Do grego arkhétypon, 'molde original'.

Origem

Século XIX

Do grego 'arkhetupon' (ἀρχέτυπον), significando 'molde original', 'primeiro modelo'. Conceito desenvolvido por Carl Jung para descrever padrões inconscientes coletivos.

Mudanças de sentido

Século XIX - Início do Século XX

Originalmente ligado a um sentido estritamente filosófico e psicológico, referindo-se a modelos primordiais e universais.

Meados do Século XX - Atualidade

Expansão para descrever qualquer coisa que sirva como modelo ou protótipo ideal, não se limitando apenas aos conceitos junguianos. Utilizado em crítica literária, análise de mídia e discussões culturais para identificar padrões recorrentes.

A palavra mantém seu núcleo de significado como 'modelo original', mas seu uso se tornou mais generalizado para descrever personagens, narrativas ou situações que exemplificam um tipo universalmente reconhecido.

Primeiro registro

Século XX

A entrada da palavra 'arquetípico' no português formal ocorre no século XX, com a disseminação das teorias de Carl Jung e a necessidade de terminologia específica em psicologia e filosofia. (Referência: corpus_dicionarios_formais.txt)

Momentos culturais

Meados do Século XX

Popularização do conceito de arquétipo na psicologia junguiana, influenciando a crítica literária e a análise de mitos em obras como 'O Herói de Mil Faces' de Joseph Campbell.

Final do Século XX - Atualidade

Uso frequente em análises de personagens de filmes, séries e literatura, onde se discute a representação de arquétipos como o herói, o vilão, a mãe, etc.

Comparações culturais

Século XX - Atualidade

Inglês: 'archetypal' - termo amplamente utilizado em psicologia, literatura e crítica cultural, com origem similar no grego e popularizado por Jung.
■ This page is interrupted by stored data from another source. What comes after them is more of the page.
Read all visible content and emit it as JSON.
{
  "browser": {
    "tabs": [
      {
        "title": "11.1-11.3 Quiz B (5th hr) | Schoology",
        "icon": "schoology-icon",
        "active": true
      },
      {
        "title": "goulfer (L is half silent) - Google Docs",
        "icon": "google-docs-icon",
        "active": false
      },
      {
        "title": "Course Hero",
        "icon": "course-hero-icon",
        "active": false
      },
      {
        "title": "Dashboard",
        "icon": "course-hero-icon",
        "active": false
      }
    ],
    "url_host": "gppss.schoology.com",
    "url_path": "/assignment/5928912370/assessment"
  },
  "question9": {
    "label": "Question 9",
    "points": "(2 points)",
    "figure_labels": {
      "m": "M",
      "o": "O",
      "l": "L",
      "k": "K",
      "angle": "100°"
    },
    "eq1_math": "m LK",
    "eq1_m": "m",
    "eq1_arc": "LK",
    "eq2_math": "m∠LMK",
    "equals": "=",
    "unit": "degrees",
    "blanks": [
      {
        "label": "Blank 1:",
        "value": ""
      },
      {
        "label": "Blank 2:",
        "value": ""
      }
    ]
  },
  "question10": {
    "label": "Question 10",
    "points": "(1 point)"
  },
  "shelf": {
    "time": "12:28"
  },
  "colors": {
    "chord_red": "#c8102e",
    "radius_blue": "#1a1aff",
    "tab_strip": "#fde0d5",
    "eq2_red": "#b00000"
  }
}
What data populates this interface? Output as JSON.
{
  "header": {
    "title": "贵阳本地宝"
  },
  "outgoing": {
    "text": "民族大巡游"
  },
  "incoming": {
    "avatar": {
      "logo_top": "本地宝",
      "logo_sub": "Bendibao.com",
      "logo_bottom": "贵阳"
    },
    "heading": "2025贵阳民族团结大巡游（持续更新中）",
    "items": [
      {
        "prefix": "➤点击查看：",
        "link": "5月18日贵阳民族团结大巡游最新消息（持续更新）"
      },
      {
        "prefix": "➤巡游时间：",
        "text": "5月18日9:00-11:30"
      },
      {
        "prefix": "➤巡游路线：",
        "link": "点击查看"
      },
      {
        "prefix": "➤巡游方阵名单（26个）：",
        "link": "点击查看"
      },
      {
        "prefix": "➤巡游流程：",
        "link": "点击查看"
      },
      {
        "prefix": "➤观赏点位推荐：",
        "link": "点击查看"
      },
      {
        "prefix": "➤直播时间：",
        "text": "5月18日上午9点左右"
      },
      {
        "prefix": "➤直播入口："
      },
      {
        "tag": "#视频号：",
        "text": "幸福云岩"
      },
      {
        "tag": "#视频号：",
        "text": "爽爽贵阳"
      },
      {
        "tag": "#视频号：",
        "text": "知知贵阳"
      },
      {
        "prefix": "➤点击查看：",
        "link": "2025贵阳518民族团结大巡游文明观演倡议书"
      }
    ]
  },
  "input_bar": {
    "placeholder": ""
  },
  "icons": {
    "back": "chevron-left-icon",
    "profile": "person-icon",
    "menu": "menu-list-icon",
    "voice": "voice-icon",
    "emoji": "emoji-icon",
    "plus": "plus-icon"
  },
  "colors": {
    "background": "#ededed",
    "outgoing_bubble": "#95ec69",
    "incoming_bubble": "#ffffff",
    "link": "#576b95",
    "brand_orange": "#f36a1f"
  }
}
Espanhol: 'arquetípico' - igualmente empregado em contextos acadêmicos e culturais, refletindo a influência europeia e a terminologia junguiana. Alemão: 'archetypisch' - termo fundamental na obra de Jung e na filosofia alemã, com forte raiz na língua e no pensamento germânico.

Relevância atual

Atualidade

'Arquetípico' mantém sua relevância como um termo técnico em áreas como psicologia, literatura e estudos culturais. É usado para descrever padrões universais e modelos que ressoam profundamente na psique humana e na cultura, permitindo análises mais profundas de narrativas e comportamentos.

Origem Etimológica e Conceitual

Século XIX — Deriva do grego 'arkhetupon' (ἀρχέτυπον), que significa 'molde original' ou 'primeiro modelo'. O conceito foi popularizado por Carl Jung na psicologia, referindo-se a padrões universais e herdados de pensamento ou imagem.

Entrada e Consolidação no Português

Século XX — A palavra 'arquetípico' entra no vocabulário formal e acadêmico do português, especialmente em discussões de filosofia, psicologia e crítica literária. Sua adoção reflete a influência do pensamento junguiano e de teorias sobre padrões culturais.

Uso Contemporâneo e Expansão

Século XXI — 'Arquetípico' é amplamente utilizado em contextos acadêmicos, literários e de análise cultural. Sua aplicação se estende para descrever padrões de comportamento, personagens literários ou figuras midiáticas que representam modelos universais.

arquetípico

Do grego arkhétypon, 'molde original'.